"A portrait is a picture in which there is just a tiny little something not quite right about the mouth." -- John Singer Sargent

Monday, March 28, 2016

Charles Cotesworth Pinckney

This c. 1773 portrait of Charles Cotesworth Pinckney by Henry Benbridge hangs in the National Portrait Gallery in Washington, DC.
"Charles Cotesworth Pinckney posed for his portrait around 1773 in the red coat (traces of which remain) of the Charles Town colonial militia. By 1775, despite formative years spent in England, Pinckney was an enthusiastic rebel. He asked artist Henry Benbridge to repaint the uniform, showing him as a captain in the second South Carolina regiment raised to go against the British.

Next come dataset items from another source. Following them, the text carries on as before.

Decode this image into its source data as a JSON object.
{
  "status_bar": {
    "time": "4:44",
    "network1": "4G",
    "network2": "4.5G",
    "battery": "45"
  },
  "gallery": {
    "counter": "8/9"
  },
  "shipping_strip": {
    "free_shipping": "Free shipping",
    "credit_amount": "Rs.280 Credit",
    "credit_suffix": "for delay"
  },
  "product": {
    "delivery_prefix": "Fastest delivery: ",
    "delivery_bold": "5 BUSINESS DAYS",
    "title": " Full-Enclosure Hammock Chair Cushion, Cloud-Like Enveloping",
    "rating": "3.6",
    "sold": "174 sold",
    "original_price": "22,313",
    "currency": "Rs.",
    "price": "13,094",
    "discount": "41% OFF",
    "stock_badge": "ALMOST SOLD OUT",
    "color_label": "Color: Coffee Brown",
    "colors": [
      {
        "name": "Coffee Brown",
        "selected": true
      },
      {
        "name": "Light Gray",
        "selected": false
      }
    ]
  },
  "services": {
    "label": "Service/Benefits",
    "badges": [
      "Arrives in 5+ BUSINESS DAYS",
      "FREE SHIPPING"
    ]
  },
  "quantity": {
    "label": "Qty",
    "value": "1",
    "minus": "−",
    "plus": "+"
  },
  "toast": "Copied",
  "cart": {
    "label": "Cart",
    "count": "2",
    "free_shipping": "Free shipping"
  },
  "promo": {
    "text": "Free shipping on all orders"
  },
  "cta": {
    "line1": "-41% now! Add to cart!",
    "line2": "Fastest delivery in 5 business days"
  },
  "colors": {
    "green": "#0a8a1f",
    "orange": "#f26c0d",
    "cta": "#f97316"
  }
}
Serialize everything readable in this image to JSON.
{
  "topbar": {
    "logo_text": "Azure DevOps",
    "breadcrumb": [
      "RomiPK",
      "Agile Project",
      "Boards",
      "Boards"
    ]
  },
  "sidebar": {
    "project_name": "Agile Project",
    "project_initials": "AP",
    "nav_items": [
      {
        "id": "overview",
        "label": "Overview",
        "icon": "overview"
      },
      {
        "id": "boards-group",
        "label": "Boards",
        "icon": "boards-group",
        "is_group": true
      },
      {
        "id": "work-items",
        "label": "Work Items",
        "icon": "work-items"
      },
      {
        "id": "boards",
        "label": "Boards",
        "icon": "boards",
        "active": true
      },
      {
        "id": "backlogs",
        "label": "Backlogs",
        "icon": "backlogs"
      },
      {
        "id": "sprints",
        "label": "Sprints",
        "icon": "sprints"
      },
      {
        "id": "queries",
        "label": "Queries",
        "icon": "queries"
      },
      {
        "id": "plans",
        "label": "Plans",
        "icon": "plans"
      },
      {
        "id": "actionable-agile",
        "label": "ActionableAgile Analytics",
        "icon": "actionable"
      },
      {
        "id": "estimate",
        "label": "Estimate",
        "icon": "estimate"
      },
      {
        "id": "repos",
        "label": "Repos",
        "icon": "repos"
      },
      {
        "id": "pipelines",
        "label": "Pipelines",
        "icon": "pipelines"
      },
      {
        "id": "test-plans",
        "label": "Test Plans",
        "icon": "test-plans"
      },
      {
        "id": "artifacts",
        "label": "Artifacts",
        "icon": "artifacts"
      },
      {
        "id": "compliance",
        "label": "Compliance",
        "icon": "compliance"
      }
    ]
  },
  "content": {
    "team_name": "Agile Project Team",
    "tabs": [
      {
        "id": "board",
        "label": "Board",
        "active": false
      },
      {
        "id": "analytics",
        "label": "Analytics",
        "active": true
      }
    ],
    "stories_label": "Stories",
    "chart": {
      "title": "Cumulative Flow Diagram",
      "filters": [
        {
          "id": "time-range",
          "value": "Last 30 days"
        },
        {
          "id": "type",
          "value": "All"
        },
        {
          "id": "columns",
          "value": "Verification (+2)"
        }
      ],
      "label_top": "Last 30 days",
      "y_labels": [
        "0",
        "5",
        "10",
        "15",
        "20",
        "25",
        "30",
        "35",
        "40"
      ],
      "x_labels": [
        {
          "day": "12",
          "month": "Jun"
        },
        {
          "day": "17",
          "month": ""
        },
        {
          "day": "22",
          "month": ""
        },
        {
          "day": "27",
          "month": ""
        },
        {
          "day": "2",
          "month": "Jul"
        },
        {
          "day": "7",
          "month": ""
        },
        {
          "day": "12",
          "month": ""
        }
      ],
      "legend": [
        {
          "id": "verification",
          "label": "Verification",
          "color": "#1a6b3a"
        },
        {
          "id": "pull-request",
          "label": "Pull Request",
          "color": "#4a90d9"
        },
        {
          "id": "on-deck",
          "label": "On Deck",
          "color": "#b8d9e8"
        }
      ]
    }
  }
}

Pinckney, a friend remarked, had 'a passion for glory and Zeal for the cause of his country.'

Military glory eluded Pinckney - he was fated to participate in a string of defeats, never in victory - but seven years of faithful service won him the rank of brigadier general at the close of the war. Pinckney made his mark not as a soldier, but as a framer of the Constitution, an envoy to revolutionary France, and a Federalist presidential candidate." -- National Portrait Gallery

"South Carolina lawyer Charles Cotesworth Pinckney was educated in England. This portrait, by Philadelphia artist Henry Benbridge, probably dates from 1773, the year that he married Sarah Middleton and also became a lieutenant in the Charleston militia. After studying painting in Italy and in London, Benbridge had come to Charleston in 1772. There, his sophisticated knowledge of Italian colors and compositions won him numerous commissions for portraits. He initially depicted Pinckney in a scarlet coat trimmed with a black velvet collar and cuffs, the uniform of the militia's Light Infantry Company. Two years later, when the First South Carolina Regiment was organized by the Provincial Congress, Pinckney became a captain in the regiment, and his coat was repainted in its present colors to represent his new uniform. Traces of the earlier red uniform are visible along the edges of Pinckney's left sleeve. After the Revolution Pinckney served as a delegate to the Constitutional Convention of 1787, and was minister to France from 1796 to 1798." -- National Portrait Gallery

This engraving of C. C. Pinkney after a portrait by Alonzo Chappel appeared in Evert A. Duyckinck's National portrait gallery of eminent Americans, 1861-64.